# Aluminum Pontoon Welding



## slambert (Aug 23, 2002)

Does anyone know of a person that has portable equipment to repair/weld aluminum pontoons. I am located in the Rockford, Grand Rapids areia...Thanks for your help [email protected]


----------



## Rooster_Smasher (Oct 18, 2003)

This stuff works great

http://www.cabelas.com/prod-1/0001390010655a.shtml


----------



## cliftp (Jan 13, 2007)

I had my Lund boat welded at the Lund boat dealer in Decatur, MI the fall before last. They have a local guy with the equipment in his truck that comes to their store for the weld jobs. It may be worth a call and see if the'll give the guys name. He may be from Kalamazoo or somewhere closer to you.
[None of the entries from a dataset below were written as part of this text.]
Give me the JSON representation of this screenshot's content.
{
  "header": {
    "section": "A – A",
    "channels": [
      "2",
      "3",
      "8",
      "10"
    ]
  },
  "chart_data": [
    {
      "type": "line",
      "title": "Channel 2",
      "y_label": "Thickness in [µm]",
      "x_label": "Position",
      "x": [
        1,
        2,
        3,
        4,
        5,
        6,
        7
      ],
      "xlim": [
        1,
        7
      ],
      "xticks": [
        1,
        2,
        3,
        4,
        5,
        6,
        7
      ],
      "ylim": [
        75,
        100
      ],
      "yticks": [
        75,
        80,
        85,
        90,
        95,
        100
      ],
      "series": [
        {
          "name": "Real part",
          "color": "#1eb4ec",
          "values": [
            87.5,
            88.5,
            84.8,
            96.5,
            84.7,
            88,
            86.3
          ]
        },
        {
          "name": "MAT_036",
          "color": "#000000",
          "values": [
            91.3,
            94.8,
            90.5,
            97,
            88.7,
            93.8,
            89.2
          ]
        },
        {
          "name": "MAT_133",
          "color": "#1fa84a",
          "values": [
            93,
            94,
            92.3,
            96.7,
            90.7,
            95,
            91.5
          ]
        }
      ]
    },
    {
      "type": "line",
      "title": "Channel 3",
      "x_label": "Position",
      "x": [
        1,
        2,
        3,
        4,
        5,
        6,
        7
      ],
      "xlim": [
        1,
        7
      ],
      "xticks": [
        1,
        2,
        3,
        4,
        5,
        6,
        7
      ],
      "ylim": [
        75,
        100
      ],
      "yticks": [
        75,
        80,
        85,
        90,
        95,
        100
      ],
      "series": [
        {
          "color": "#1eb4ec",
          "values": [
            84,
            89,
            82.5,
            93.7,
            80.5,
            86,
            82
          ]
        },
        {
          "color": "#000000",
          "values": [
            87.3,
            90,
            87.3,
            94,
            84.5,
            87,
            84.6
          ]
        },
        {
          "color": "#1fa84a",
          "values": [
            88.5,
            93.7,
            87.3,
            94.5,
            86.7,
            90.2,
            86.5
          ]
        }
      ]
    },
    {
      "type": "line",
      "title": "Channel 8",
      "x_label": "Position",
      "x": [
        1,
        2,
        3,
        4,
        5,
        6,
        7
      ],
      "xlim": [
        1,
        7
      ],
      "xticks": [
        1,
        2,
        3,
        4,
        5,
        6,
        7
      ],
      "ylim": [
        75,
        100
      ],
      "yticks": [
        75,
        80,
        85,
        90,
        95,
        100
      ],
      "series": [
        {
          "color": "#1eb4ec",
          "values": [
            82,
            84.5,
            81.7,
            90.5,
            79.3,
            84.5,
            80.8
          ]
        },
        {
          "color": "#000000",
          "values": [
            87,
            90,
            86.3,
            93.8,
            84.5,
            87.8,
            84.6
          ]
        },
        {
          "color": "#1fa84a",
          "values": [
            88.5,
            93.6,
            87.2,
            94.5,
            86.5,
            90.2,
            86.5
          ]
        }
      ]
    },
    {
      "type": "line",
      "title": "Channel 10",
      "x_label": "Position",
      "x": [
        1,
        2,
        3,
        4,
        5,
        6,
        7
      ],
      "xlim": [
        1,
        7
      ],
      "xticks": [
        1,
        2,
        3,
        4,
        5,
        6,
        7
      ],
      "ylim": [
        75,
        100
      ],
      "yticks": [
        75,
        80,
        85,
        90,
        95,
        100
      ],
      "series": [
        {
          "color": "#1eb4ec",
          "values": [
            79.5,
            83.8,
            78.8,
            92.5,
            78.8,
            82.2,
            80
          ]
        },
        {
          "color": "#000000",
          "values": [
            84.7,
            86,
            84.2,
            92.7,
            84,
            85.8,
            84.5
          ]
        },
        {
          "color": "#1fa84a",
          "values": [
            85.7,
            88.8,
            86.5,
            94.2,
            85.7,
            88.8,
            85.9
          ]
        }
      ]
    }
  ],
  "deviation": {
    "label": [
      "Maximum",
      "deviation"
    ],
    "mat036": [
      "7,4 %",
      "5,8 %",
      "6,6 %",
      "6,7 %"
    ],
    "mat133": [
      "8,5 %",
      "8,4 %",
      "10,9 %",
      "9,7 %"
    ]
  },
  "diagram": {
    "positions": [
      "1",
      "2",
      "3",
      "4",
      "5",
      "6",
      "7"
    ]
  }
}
The dealer is High's Marine in Decatur, MI.

Paul Clift
Mattawan, MI


----------



## eddiejohn4 (Dec 23, 2005)

Do it yourself with alumaweld. just a torch and a wire brush. this is a fantastic product.


----------



## 2PawsRiver (Aug 4, 2002)

I know a guy just South of Watervliet that does welding and I believe he is mobile............let me know if you want his info.


----------



## john warren (Jan 25, 2005)

im on the other side of the state so not much help there, but have welded about a zillion pontoons over the years. 
first off... buy some dock bumpers, im willing to bet you rubbed a hole threw the side of the tube against a dock post, 90% of my work. second are there drain holes in the pontoons? if not adding them will save you trying to pump water out in the future. also if you try to do it yourself, and it certainly can be done. watch out for warping. aluminum can really move when you heat it up.


----------



## steez138 (Jun 6, 2011)

Rooster that cabela's link just goes to their homepage, what works grear?


----------